West Australian State Budget 2017

Budget, Government Relations, Politics

Purple 9 Sep 2017
9 mins



The 2017-18 WA State Budget, our Associate Director Jamie Henderson tells you what you need to know.

The landslide election victory in March and record State debt are the realities framing today’s State Budget.

Treasurer Ben Wyatt delivered his budget to a packed Legislative Assembly this afternoon. The Budget starts the path to fiscal repair after the collapse in revenue from GST and mining royalties during the past few years.

The Treasurer pointed to positive signs the WA economy is improving and forecast 3 per cent growth in Gross State Product in 2017/18, and a positive 1 per cent growth in Final State Demand in 2018/19 – the first time in six years this has been positive.

Unemployment has peaked this year, and will begin to fall, with an estimated 20,000 new jobs being created in 2017/18.

Despite repair measures totalling $3.5 billion, gross State debt has jumped since the pre-election financial statement and is forecast to reach $37.8 billion in 2017/18. The Treasurer predicts debt will peak at $43.8 billion in 2020.

The operating deficit will be $2.3 billion in 2017/18 and the forward estimates indicate a gradual return to surplus in 2020/21 –  the first surplus since 2013/14.
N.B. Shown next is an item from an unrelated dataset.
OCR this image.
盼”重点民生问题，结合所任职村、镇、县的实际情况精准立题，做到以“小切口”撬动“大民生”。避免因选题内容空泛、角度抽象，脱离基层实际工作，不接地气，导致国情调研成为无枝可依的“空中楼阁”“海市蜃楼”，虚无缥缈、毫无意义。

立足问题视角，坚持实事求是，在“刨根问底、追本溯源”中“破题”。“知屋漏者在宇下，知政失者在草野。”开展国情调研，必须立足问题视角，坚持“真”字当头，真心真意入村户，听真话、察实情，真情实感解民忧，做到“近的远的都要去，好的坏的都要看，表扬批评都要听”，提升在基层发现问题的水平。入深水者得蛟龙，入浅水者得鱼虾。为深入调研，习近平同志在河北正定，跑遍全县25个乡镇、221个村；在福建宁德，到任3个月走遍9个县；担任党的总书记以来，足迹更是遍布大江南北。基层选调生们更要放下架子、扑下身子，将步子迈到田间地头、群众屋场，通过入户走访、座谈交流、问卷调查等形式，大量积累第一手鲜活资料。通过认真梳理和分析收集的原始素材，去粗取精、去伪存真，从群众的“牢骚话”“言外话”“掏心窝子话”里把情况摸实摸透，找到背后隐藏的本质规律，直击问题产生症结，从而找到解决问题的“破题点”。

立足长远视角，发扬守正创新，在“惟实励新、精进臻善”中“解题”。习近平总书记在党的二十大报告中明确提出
Expenditure growth has been constrained to 2.4%, reflecting careful targeting of new initiatives consistent with election commitments.

Our Government Relations team has examined the budget papers to bring you the highlights.

West Australian State Budget | Gold Royalties

As predicted, gold producers have been targeted with a royalty increase flagged from the start of next year.

The gold royalty rate is to be lifted to 3.75 per cent from 2.5 per cent when the gold price is above A$1,200/ounce (averaged over a month)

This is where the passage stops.